Of Montreal @ Highline Ballroom, 2/26/10


The last time I saw Of Montreal in New York was the now infamous Roseland Ballroom performance in October 2008, just before the release of Skeletal Lamping. That spectacle of a show included, among the multiple large projection screens, tiered platforms and revolving stage sets, singer Kevin Barns emerging from a coffin covered in whipped cream, hanging himself in a gallows, and riding a white horse on stage. You could say the bar had been raised.

Tuesday’s show at the Highline Ballroom – the second of the band’s current tour – saw them in different but no less engaging form, and indeed quite live, playing without the use of pre-programmed beats or backing tracks.

And oh, the virtues of keeping it real. This straightforward approach – essentially the live drumming and what-you-see-is-what-you-get instrumentation – injected the band’s indie-funk-rock with a ton of muscle. I didn’t expect a near mosh pit to break out during “Disconnect the Dots.” In fact, it was a few songs into the set, particularly during “Heimdalsgate Like a Promethean Curse,” that the crowd was driven to frenzy and stayed that way the rest of the night. We’re talking crowd surfers. Lots of them.

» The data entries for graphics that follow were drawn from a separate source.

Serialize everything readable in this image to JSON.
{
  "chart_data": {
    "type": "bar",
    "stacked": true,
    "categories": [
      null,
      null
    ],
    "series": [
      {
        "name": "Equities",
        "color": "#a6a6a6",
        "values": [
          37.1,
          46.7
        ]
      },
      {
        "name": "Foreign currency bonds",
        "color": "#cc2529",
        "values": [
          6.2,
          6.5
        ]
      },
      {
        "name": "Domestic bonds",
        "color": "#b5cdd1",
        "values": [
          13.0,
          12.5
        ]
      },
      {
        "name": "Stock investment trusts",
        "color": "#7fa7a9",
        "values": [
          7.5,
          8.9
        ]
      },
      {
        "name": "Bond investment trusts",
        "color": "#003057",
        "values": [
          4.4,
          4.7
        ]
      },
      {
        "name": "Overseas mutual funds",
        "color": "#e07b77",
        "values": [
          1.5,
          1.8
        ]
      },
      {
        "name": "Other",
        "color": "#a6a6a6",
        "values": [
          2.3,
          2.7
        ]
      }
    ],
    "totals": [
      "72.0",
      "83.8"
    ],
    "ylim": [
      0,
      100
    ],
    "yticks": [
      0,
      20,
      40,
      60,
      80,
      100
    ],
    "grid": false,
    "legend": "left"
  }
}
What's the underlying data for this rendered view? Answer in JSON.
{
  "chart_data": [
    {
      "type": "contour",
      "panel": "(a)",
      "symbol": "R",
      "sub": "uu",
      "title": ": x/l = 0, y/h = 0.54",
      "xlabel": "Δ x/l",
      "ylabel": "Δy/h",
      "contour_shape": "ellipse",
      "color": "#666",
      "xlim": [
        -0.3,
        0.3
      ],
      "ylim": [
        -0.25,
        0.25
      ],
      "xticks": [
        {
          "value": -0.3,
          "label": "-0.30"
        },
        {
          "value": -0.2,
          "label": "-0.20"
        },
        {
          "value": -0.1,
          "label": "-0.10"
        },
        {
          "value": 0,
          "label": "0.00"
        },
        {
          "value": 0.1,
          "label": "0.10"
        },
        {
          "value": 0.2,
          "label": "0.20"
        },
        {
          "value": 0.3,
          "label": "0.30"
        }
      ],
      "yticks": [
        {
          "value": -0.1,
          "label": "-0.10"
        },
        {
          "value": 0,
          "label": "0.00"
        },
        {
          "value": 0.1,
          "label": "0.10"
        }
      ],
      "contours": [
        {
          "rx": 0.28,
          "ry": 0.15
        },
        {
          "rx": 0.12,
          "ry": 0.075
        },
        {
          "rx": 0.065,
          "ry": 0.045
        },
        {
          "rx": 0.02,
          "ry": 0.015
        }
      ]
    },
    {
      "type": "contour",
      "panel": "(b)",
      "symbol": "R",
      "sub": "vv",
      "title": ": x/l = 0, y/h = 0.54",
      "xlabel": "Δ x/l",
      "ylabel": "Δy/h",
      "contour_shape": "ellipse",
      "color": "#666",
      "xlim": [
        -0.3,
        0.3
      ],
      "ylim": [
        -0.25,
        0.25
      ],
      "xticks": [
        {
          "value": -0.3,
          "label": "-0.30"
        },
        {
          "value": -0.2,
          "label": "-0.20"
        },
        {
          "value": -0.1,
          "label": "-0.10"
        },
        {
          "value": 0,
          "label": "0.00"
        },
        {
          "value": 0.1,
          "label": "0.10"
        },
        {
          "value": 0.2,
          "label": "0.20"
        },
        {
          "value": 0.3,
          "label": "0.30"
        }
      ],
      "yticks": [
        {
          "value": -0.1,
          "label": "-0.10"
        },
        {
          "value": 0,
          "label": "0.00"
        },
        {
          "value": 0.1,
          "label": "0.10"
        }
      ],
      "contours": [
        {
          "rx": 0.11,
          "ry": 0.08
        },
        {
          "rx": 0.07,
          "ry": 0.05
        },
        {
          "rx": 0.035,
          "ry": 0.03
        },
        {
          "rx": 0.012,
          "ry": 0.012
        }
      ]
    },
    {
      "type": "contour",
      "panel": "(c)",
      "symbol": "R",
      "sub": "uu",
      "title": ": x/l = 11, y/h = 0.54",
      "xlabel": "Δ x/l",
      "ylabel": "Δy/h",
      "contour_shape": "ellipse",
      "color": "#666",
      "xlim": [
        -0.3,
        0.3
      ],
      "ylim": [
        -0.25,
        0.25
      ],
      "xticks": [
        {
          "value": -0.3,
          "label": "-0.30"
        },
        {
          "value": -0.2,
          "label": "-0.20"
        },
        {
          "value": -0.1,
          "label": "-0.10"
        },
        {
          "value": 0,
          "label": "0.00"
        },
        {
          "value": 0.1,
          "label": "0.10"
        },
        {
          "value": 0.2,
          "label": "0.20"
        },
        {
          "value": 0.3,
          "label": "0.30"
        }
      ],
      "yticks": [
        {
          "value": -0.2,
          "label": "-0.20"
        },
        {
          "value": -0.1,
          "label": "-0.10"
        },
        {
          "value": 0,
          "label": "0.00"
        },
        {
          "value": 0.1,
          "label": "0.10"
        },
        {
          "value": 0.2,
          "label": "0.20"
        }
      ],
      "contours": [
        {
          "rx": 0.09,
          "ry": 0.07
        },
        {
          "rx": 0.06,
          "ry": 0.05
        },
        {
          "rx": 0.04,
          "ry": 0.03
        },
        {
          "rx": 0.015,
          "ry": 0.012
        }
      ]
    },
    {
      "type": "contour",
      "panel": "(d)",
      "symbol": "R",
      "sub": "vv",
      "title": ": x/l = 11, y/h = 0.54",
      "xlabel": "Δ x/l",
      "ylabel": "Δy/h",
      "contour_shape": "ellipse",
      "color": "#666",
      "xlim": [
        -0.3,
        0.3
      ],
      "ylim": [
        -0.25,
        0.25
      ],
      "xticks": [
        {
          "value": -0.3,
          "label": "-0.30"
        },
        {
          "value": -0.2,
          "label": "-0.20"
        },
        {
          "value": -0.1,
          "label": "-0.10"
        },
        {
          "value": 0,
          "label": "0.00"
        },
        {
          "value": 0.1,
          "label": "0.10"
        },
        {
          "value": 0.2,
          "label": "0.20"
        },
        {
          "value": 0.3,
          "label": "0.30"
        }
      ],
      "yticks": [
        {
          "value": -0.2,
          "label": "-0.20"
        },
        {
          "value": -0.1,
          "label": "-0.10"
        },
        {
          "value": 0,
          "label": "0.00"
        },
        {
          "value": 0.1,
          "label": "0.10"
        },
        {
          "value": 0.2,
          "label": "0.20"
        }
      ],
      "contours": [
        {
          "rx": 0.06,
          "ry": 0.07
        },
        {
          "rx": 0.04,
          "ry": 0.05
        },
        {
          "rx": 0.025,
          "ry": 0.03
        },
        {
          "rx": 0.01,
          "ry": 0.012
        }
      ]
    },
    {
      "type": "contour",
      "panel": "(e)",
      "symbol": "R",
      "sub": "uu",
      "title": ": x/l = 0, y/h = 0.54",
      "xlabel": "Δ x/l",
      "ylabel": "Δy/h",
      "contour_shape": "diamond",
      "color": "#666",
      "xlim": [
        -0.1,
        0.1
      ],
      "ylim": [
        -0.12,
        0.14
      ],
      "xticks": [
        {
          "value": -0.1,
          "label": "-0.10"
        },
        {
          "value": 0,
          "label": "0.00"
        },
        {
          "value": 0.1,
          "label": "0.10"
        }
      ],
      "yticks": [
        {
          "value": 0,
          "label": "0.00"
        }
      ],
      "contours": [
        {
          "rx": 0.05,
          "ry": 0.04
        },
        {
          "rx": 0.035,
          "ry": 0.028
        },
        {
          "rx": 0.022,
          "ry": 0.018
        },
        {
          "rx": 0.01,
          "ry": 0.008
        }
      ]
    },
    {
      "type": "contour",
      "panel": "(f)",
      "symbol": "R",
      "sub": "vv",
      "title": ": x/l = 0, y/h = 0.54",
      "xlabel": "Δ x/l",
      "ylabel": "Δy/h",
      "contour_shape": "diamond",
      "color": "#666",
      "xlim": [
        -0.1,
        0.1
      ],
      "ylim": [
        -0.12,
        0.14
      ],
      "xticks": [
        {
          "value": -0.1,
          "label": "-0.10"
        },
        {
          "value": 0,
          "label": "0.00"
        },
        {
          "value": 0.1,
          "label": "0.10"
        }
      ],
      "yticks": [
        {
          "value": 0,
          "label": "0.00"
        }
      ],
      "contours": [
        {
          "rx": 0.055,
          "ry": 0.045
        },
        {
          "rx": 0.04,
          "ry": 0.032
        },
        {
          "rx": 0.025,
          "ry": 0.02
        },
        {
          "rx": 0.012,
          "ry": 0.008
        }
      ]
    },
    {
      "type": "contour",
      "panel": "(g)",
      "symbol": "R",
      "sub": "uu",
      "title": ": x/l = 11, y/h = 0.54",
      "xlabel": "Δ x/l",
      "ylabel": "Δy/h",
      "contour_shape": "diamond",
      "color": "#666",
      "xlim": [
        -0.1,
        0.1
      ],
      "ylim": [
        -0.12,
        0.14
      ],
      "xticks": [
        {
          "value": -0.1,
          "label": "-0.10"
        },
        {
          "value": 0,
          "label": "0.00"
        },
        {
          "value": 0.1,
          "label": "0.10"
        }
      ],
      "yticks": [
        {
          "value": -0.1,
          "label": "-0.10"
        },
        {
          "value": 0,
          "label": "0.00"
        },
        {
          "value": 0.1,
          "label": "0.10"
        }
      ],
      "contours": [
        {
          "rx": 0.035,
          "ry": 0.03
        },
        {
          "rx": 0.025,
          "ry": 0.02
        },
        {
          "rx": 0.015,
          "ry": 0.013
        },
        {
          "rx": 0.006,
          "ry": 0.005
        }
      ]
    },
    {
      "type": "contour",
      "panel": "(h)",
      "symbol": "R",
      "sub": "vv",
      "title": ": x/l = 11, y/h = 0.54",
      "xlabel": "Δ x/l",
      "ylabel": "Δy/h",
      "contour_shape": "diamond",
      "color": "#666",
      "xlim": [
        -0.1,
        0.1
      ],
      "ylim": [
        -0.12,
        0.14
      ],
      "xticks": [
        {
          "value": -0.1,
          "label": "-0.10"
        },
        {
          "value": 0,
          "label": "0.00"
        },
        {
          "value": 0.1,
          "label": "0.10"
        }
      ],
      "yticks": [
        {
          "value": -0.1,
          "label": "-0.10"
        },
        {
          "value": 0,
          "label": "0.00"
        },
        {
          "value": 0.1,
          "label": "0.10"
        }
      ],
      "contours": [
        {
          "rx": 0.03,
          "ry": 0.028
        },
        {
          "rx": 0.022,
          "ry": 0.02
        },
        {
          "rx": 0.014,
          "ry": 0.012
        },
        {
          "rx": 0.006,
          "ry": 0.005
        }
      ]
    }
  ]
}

It was enjoyable to see the band freed from their program – songs were extended, segued and in some cases re-arranged, which made for a welcome fresh take on some of the more well-played numbers.

The set list mixed newer material from the last two albums with a good amount of older material – which in terms of modern Of Montreal means going only as far back as 2004’s Satanic Panic In the Attic and 2005’s Sunlandic Twins. A new song was also thrown in; the curiously titled “Teenage Unicorn Fisting,” which fits nicely into the context of the band’s current stylings.

Now for what really makes an Of Montreal performance: the stage show, which was also on a smaller scale, but regardless, packed plenty of wicked surprises. Two giant screens projected colorful animated sequences, while performers in full-body black spandex suits filmed band members with video cameras, using green screens and lights to apply psychedelic video effects on the big screens.

A shirtless Barnes even stretched himself out on cross beams during the intense set-closing jam out of “She’s A Rejecter.” But the biggest surprises of the night were the special guests, especially the two appearances by Susan Sarandon, who first emerged to spank a pig man over her knee with a ruler, using a crouching Barnes as a seat. She reappeared at the end of the set to assist in throwing streamers into the audience while the spandex-ed performers shot a snowstorm of white feathers overhead.

The final surprise was the encore – a joyous duet of The Jackson 5’s “I Want You Back,” between Barnes and new friend/collaborator Solange (yeah, Beyoncé’s sister), who was almost too good at channeling the sweet voice of a young Michael Jackson.

My one (superficial) complaint of the evening was Barnes’ woolly beard, which suited the pirate/gypsy-esque get-up he sported. I just don’t think sparkly blue eye shadow works with beards (I’m looking at you too, Devendra Banhart). Barnes is so good at looking pretty; I’d never have pegged him as the beard type.

Either way, there’s never a bad time to be had at an of Montreal show, but this one certainly ranks among the best I’ve seen them. And this is a band that specializes in bringing it on a regular basis.